The blood welled and flowed and the coppery scent made my stomach roil. He drew a horizontal line of blood along my wrist, not deep. Then handed me the blade.
“Cut deeper, exactly where I cut. Then your other hand. Don’t forget what I’ll do to Joseph.”
But the line was horizontal.
Not vertical.
Not fatal.
My heart soared for all of a second.
Until I looked back at Jude and realized—
He knew.
53
JUDE DIDN’T WANT TO KILL ME. HE WANTED something else.
Something I couldn’t imagine as I freed the blood from my body, the metallic smell mingling with the salt of the water beneath us, around us, in front of us. Jude stood in front of me, holding my forearms steady as I cut, holding me up. I could not look away from the deepening gashes on my wrists. I was shaking and weak and I let out a low whimper.
“Hello?”
My head snapped up at the same time as Jude’s. My vision blurred—from dizziness, now, not tears—but a lighter shape approached us.
I tried to scream but nothing came out. I was weak and scared and I could barely see and I couldn’t even cry out for help.
Jude let go of one arm and took my face in one large hand. “Don’t even think about it.” He took the blade from me, hid it, and shifted himself so that he stood between me and the voice.
“What’s going on over here?”
The man’s voice was getting louder. Closer. I heard rushed footsteps clap on the wood to my right.
“Everything’s fine,” Jude said calmly.
Clap clap. “Do you need—”
A pause. A gasp. “Oh my God,” the stranger said.
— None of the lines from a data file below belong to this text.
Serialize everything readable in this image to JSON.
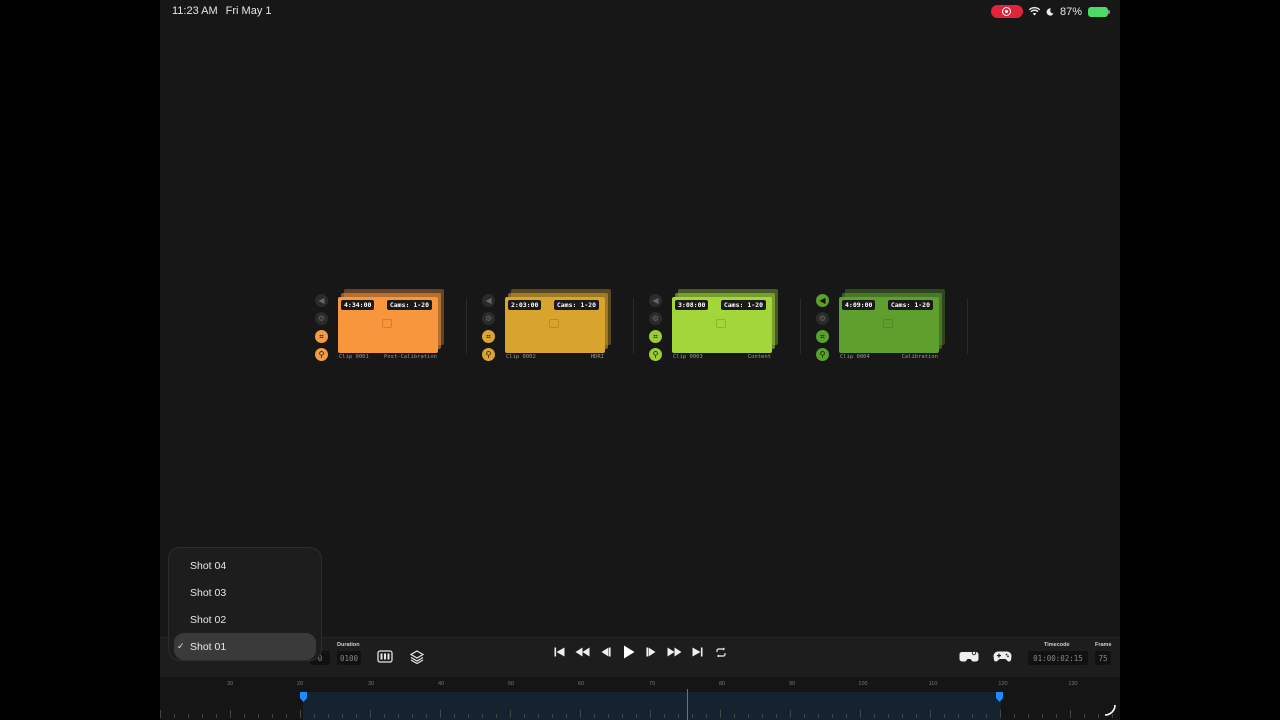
{
  "status": {
    "time": "11:23 AM",
    "date": "Fri May 1",
    "battery": "87%"
  },
  "clips": [
    {
      "timecode": "4:34:00",
      "cams": "Cams: 1-20",
      "name": "Clip 0001",
      "type": "Post-Calibration",
      "color": "#f7963c",
      "icon_color": "#f29c43"
    },
    {
      "timecode": "2:03:00",
      "cams": "Cams: 1-20",
      "name": "Clip 0002",
      "type": "HDRI",
      "color": "#d8a42d",
      "icon_color": "#d9a633"
    },
    {
      "timecode": "3:08:00",
      "cams": "Cams: 1-20",
      "name": "Clip 0003",
      "type": "Content",
      "color": "#a3d63a",
      "icon_color": "#9ccc35"
    },
    {
      "timecode": "4:09:00",
      "cams": "Cams: 1-20",
      "name": "Clip 0004",
      "type": "Calibration",
      "color": "#5e9f2e",
      "icon_color": "#5aa02c"
    }
  ],
  "toolbar": {
    "duration_label": "Duration",
    "duration_value": "0100",
    "start_value": "0",
    "timecode_label": "Timecode",
    "timecode_value": "01:00:02:15",
    "frame_label": "Frame",
    "frame_value": "75"
  },
  "timeline": {
    "ruler": [
      "30",
      "30",
      "40",
      "50",
      "60",
      "70",
      "80",
      "90",
      "100",
      "110",
      "120",
      "130"
    ],
    "ruler_first": "20"
  },
  "shot_menu": {
    "items": [
      "Shot 04",
      "Shot 03",
      "Shot 02",
      "Shot 01"
    ],
    "selected": "Shot 01"
  },
  "colors": {
    "accent": "#1e8cff",
    "playhead": "#ff2d55",
    "record": "#e0243a"
  }
}
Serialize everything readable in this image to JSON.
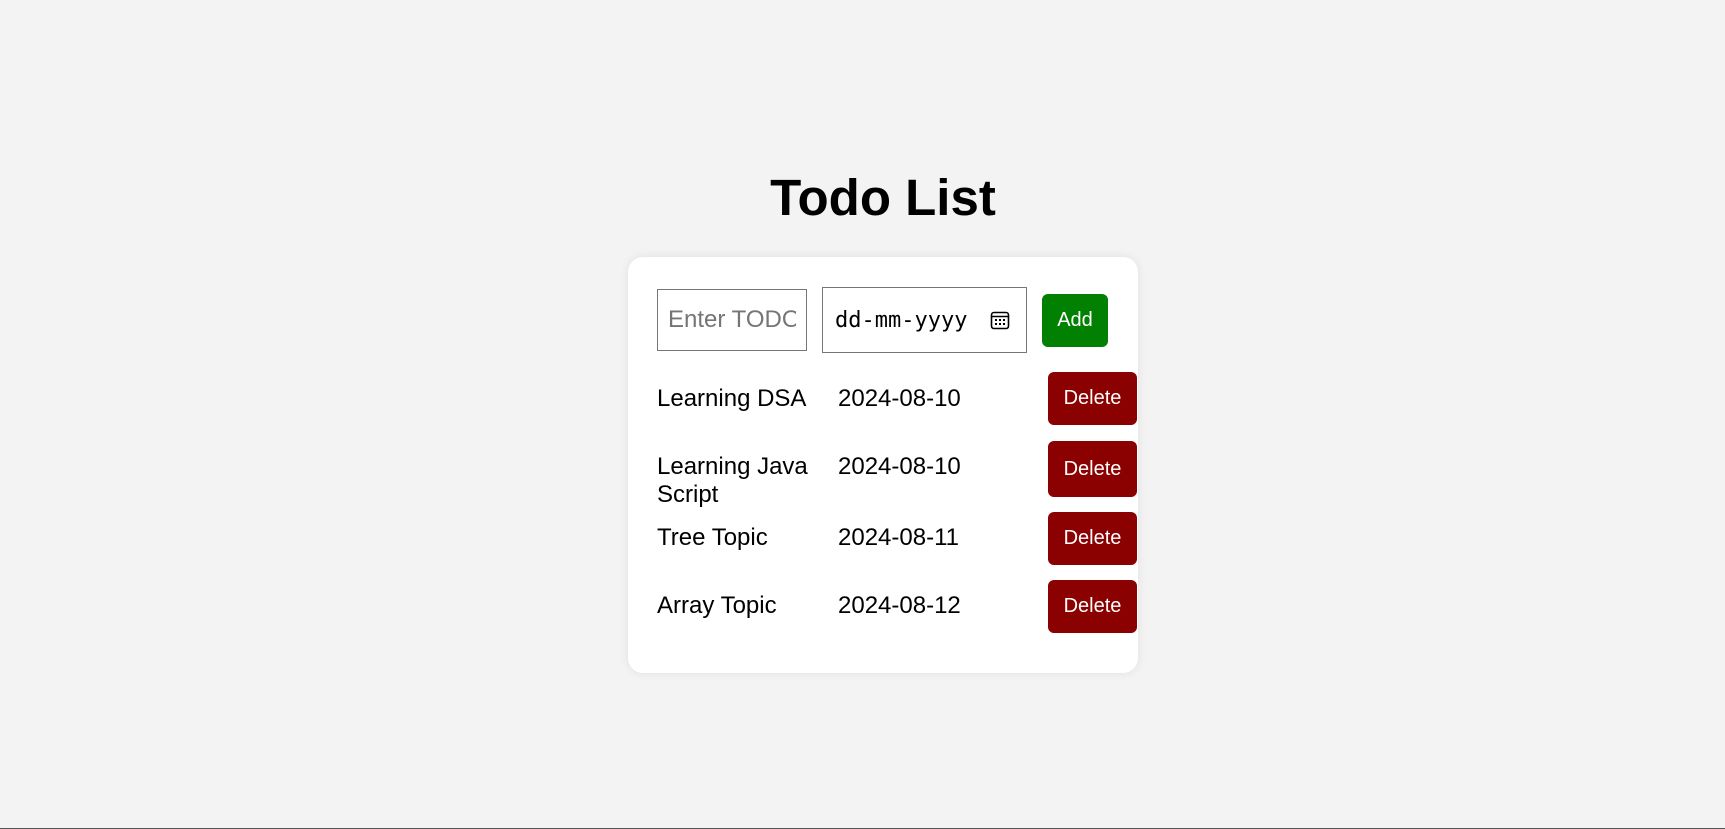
{
  "page": {
    "title": "Todo List"
  },
  "form": {
    "todo_placeholder": "Enter TODO",
    "todo_value": "",
    "date_placeholder": "dd-mm-yyyy",
    "add_label": "Add"
  },
  "todos": [
    {
      "name": "Learning DSA",
      "date": "2024-08-10",
      "delete_label": "Delete"
    },
    {
      "name": "Learning Java Script",
      "date": "2024-08-10",
      "delete_label": "Delete"
    },
    {
      "name": "Tree Topic",
      "date": "2024-08-11",
      "delete_label": "Delete"
    },
    {
      "name": "Array Topic",
      "date": "2024-08-12",
      "delete_label": "Delete"
    }
  ],
  "icons": {
    "date_picker": "calendar-icon"
  },
  "colors": {
    "background": "#f3f3f3",
    "card": "#ffffff",
    "add_button": "#028002",
    "delete_button": "#8b0000"
  }
}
“Everything’s under control,” Jude said, turning on the full force of his charm. He was transformed—I could hear it. If I didn’t know about the rot inside, it would have reminded me why I was attracted to him in the first place.
The man’s voice changed—imbued with authority.
“Did you call an ambulance?”
I tried to speak, to form words, but I had no voice.
“They’re on their way,” Jude said.
My vision cleared a bit as more tears fell. The man reached for something at his hip. “I can have them here in minutes. Cop,” he said.
And then something shifted beneath Jude’s expression. He withdrew the box cutter and my mind roared with terror. The cop had just turned on his radio when Jude flicked the blade open.
The man’s eyes widened. “What are you—”
Jude was going to filet him open. He twisted the box cutter in his hand just as the cop lunged for it.
And then Jude stabbed himself in the side.